How is it that adding a random field to the partial derivative results in a tensorial operation? We know that the partial derivative of a tensor is not a tensor. But how is this problem fixed by adding to the partial derivatives, a field of Christoffel symbols? Christoffel symbols are a completely arbitrary field because you can define any arbitrary connection you want. How is it that adding a completely arbitrary field fixes the problem, and that the resultant covariant derivative transforms as a tensor?
 A: 
Christoffel symbols are a completely arbitrary field
because you can define any arbitrary connection you want.

No, the Christoffel symbols are not arbitrary. They are defined
(see Christoffel symbols - Definition in  Euclidean space)
by how the base vectors $\mathbf{e}_i$ depend on the coordinates $x^j$.
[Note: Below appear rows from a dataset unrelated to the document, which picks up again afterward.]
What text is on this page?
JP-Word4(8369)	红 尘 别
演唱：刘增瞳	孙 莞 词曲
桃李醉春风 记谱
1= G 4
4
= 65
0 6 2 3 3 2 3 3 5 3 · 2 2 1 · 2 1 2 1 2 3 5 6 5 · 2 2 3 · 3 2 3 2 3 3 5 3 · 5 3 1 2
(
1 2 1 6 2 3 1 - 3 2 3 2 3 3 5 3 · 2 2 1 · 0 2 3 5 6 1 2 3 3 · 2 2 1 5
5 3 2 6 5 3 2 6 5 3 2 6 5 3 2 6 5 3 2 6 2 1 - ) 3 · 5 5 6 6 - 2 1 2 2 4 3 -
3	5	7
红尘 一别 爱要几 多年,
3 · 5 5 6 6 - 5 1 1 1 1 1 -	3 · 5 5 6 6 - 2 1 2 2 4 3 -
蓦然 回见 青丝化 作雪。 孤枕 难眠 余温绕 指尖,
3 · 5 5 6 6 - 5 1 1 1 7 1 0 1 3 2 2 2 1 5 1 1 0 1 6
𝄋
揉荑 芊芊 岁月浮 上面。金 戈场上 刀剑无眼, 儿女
$$\frac{\partial\mathbf{e}_i}{\partial x^j} = \Gamma^k_{ij}\ \mathbf{e}_k$$
or equivalently
$$d \mathbf{e}_i = \Gamma^k_{ij}\ \mathbf{e}_k\ dx^j \tag{1}$$
It is this definition, from which you can derive that
for a tensor field $A^i$ the expressions
$$\frac{\partial A^i}{\partial x^j}+\Gamma^i_{jk}\ A^k$$
are components of a tensor, while the partial derivatives
$$\frac{\partial A^i}{\partial x^j}$$
are not.
You can derive this in a straight-forward way
by starting with the invariant differential
$d\mathbf{A}$ of a vector field between two positions in space.
$$\begin{align}
d\mathbf{A} &= d(A^i\ \mathbf{e}_i) \\
 &= dA^i\ \mathbf{e}_i + A^i\ d\mathbf{e}_i
 & \text{use definition (1)} \\
 &= \frac{\partial A^i}{\partial x^j} dx^j\ \mathbf{e}_i
    + A^i\ \Gamma^k_{ij}\mathbf{e}_k\ dx^j
 & \text{in the second term swap indices $i$ and $k$} \\
 &= \frac{\partial A^i}{\partial x^j} dx^j\ \mathbf{e}_i
    + A^k\ \Gamma^i_{kj}\mathbf{e}_i\ dx^j \\
 &= \left( \frac{\partial A^i}{\partial x^j}+A^k\ \Gamma^i_{kj} \right) \mathbf{e}_i\ dx^j 
\end{align}$$
or equivalently
$$\frac{\partial\mathbf{A}}{\partial x^j} =
\left( \frac{\partial A^i}{\partial x^j}+A^k\ \Gamma^i_{kj} \right) \mathbf{e}_i$$
You see, the covariant derivative emerged as the components of
$\partial\mathbf{A}/\partial x^j$ in a quite natural way.